Now, I should state I do not believe Bletchley Park is proactively doing something damaging here, and I wish them no ill will. Turing is their figurehead, after all. He has also been inaccurately linked to AI for years, and the technology has a vast cultural buzz around it. So, such a museum piece makes excellent sense from a marketing point of view. I just don’t think they have taken the time to consider the limitations of AI and how such a piece would continue our society’s propensity to steel LGBTQ+ voices, undermine their life experience, and twist their true nature to the point of cruelty. But even if Turing didn’t have this position in LGBTQ+ history, resurrecting the dead with this cheap and often inaccurate parlour trick is deeply unethical. We cannot speak for the dead; trying to will only be deleterious. Instead, we should let the dead rest in peace, take the time to understand that our record history is inherently unreliable, and understand that AI has some major flaws we must mitigate.

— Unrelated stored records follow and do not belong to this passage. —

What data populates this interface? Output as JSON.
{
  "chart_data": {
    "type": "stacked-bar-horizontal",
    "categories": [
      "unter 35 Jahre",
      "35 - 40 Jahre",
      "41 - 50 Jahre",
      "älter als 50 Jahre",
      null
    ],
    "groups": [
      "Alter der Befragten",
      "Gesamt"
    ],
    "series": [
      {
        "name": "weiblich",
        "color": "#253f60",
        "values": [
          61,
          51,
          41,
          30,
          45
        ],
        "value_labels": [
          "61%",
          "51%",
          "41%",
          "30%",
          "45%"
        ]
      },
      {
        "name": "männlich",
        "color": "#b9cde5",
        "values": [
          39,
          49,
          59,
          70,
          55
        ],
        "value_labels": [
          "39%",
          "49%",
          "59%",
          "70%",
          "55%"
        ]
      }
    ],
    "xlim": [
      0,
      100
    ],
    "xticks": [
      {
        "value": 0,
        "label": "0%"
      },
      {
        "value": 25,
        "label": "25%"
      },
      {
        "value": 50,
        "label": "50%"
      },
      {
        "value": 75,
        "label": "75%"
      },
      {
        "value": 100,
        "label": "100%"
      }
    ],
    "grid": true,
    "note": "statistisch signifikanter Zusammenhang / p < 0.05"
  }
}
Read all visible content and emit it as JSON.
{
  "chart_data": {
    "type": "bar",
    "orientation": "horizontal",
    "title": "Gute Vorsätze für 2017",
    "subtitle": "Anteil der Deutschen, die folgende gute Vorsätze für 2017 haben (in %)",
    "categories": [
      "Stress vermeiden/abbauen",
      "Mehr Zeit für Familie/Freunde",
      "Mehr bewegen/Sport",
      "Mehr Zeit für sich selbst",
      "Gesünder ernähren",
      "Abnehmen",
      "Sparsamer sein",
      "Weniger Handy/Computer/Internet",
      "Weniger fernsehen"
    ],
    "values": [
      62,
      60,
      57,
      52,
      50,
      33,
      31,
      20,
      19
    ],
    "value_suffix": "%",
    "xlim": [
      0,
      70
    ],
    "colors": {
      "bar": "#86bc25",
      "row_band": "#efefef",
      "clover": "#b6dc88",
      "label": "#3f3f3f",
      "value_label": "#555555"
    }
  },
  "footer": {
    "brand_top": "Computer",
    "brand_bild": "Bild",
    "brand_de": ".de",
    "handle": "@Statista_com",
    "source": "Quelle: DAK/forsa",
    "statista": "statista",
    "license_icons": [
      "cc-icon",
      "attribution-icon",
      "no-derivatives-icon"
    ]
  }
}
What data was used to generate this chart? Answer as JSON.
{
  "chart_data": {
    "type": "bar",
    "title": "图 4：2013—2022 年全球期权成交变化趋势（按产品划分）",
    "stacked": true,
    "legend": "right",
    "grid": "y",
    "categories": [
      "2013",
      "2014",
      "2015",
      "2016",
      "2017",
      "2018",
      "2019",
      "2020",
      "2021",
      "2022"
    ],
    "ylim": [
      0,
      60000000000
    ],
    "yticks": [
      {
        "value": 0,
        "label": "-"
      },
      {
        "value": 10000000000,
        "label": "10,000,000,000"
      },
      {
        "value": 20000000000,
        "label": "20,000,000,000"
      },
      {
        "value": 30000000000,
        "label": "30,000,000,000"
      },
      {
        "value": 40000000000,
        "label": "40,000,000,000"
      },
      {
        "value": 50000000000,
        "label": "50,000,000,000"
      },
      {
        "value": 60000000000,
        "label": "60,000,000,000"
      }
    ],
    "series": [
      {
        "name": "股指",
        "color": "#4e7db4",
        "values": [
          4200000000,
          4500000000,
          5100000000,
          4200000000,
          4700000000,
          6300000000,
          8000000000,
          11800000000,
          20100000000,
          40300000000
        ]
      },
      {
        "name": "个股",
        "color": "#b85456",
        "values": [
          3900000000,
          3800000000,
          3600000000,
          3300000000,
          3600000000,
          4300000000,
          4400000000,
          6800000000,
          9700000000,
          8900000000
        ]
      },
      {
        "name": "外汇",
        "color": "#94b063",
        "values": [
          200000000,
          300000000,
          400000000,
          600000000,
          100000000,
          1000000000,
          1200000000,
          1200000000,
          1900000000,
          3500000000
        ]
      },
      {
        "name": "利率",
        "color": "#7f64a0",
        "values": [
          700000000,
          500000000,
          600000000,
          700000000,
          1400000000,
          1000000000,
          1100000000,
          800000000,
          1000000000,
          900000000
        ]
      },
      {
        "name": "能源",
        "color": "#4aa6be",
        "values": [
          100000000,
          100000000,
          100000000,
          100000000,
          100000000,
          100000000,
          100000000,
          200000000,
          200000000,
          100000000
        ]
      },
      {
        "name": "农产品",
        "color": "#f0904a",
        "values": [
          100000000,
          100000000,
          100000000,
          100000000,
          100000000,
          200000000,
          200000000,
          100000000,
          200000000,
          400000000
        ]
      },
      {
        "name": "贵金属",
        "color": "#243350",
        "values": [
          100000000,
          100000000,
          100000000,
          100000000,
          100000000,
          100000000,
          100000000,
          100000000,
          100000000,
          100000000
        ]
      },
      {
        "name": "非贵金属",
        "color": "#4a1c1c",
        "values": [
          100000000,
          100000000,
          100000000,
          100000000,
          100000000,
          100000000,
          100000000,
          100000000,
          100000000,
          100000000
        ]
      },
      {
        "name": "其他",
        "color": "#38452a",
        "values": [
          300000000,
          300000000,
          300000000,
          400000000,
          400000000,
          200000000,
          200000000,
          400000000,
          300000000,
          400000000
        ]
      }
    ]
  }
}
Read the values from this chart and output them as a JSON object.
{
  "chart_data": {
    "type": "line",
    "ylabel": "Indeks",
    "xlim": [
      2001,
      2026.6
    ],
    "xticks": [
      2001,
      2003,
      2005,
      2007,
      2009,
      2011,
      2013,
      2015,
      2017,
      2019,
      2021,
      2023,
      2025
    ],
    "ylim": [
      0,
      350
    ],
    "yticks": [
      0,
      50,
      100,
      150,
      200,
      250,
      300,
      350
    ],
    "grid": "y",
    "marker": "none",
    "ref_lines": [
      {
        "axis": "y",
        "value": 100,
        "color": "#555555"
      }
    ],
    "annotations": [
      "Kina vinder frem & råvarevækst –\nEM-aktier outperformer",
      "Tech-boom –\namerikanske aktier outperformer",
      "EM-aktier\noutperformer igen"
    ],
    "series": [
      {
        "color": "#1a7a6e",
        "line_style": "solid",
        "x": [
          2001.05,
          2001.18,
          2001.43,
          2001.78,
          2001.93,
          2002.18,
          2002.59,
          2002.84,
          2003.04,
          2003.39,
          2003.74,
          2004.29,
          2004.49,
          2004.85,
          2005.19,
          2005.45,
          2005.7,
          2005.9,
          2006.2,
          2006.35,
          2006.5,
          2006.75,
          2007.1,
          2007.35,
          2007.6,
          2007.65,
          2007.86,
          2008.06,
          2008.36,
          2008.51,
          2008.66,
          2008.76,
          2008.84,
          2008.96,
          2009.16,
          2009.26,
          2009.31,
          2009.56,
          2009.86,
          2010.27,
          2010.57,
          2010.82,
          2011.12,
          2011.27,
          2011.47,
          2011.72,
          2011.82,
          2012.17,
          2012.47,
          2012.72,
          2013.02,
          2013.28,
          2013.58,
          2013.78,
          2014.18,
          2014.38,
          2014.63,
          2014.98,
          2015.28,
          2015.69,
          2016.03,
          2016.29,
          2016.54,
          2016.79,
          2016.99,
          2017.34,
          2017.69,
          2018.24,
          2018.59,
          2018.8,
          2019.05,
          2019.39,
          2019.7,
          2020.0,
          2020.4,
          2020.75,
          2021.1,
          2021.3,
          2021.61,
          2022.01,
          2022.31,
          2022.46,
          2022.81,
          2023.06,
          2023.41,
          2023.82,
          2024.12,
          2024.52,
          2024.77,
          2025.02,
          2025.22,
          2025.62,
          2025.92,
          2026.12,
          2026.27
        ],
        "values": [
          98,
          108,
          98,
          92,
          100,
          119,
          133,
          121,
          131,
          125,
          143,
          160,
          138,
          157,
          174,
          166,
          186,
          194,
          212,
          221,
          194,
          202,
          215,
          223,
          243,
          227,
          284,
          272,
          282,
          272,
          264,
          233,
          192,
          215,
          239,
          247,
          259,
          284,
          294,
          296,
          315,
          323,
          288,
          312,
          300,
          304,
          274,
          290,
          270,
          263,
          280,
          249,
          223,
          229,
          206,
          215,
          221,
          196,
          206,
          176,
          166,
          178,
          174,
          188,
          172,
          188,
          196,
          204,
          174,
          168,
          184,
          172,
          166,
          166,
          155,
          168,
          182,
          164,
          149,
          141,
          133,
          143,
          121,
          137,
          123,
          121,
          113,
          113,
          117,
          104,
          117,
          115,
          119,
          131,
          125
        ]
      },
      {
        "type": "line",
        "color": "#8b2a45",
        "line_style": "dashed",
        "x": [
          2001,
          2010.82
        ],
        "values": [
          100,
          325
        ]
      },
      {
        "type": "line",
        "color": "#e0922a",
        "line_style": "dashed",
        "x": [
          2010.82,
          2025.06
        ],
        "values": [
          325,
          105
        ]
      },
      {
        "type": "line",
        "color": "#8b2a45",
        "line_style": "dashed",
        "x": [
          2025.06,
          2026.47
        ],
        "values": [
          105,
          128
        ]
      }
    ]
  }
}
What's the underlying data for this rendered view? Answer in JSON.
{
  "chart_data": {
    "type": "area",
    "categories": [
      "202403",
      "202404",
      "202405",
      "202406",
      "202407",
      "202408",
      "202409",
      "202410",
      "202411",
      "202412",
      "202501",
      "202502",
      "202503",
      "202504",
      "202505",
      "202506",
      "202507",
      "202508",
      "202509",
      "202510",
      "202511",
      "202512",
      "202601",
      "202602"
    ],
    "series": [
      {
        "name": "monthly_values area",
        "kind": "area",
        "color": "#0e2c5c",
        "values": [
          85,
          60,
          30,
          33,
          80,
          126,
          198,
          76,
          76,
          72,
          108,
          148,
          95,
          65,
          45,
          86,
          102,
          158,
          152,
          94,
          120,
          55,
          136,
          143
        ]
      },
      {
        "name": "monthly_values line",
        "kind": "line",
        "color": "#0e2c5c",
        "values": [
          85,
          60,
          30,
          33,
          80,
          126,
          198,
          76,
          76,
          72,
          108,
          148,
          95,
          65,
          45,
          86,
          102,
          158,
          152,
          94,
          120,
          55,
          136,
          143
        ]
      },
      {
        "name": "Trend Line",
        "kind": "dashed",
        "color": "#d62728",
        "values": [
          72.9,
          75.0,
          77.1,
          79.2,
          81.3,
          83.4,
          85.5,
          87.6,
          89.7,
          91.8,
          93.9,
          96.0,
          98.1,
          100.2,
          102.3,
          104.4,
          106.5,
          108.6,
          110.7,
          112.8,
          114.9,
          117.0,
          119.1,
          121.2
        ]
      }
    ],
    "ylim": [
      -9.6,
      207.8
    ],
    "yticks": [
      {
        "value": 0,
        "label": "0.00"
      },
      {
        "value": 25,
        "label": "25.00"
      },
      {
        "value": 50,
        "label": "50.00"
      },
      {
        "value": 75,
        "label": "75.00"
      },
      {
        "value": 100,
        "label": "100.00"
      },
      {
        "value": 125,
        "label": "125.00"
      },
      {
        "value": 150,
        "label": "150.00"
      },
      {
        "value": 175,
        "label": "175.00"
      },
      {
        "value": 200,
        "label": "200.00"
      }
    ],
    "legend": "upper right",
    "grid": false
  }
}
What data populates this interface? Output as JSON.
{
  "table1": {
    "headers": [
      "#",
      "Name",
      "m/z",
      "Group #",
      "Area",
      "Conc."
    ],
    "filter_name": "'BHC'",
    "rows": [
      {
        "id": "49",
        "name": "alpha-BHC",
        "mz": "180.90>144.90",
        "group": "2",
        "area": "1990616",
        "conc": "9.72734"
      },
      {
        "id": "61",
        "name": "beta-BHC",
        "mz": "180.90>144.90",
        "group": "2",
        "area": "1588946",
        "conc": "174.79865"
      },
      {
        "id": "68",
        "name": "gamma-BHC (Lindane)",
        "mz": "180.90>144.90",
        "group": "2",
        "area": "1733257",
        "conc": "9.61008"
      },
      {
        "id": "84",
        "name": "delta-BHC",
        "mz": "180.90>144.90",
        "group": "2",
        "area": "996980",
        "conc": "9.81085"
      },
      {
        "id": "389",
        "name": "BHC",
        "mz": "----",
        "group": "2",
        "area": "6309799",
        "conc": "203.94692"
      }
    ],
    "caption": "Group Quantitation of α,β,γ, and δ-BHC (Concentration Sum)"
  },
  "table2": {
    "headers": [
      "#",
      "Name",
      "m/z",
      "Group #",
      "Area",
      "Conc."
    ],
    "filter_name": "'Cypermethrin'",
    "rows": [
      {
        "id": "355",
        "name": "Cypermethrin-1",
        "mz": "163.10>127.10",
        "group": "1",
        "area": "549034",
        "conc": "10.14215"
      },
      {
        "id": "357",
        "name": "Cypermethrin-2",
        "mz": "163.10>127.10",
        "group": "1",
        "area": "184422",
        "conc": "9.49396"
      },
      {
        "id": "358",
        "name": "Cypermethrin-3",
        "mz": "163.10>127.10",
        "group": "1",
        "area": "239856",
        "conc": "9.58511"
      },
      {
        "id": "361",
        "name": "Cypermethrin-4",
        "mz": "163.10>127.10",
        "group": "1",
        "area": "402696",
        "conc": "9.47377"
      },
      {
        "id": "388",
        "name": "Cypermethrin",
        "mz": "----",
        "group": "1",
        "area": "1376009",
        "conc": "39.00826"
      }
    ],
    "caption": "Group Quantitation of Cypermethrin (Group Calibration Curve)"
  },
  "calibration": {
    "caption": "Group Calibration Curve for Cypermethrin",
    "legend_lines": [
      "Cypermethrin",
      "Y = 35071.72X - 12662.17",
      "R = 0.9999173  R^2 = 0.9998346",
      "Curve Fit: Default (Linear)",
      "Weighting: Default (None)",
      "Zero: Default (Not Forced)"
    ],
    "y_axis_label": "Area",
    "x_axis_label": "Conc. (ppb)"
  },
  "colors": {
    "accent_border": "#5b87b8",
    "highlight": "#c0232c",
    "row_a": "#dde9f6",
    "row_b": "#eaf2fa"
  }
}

Thanks for reading! Content like this doesn’t happen without your support. So, if you want to see more like this, don’t forget to Subscribe and help get the word out by hitting the share button below.
Thanks Will, for this sensitive and, I’m sure, correct anticipation of the problem of this misguided project. Alan Turing was undoubtedly a very great man regardless of the mores of his time, and their tragic outcome for him. Given the many issues of AI at this early point, it would not serve such a complex person and situation well. A sensitive biography like Andrew Hodges’ would serve an interested enquirer much better.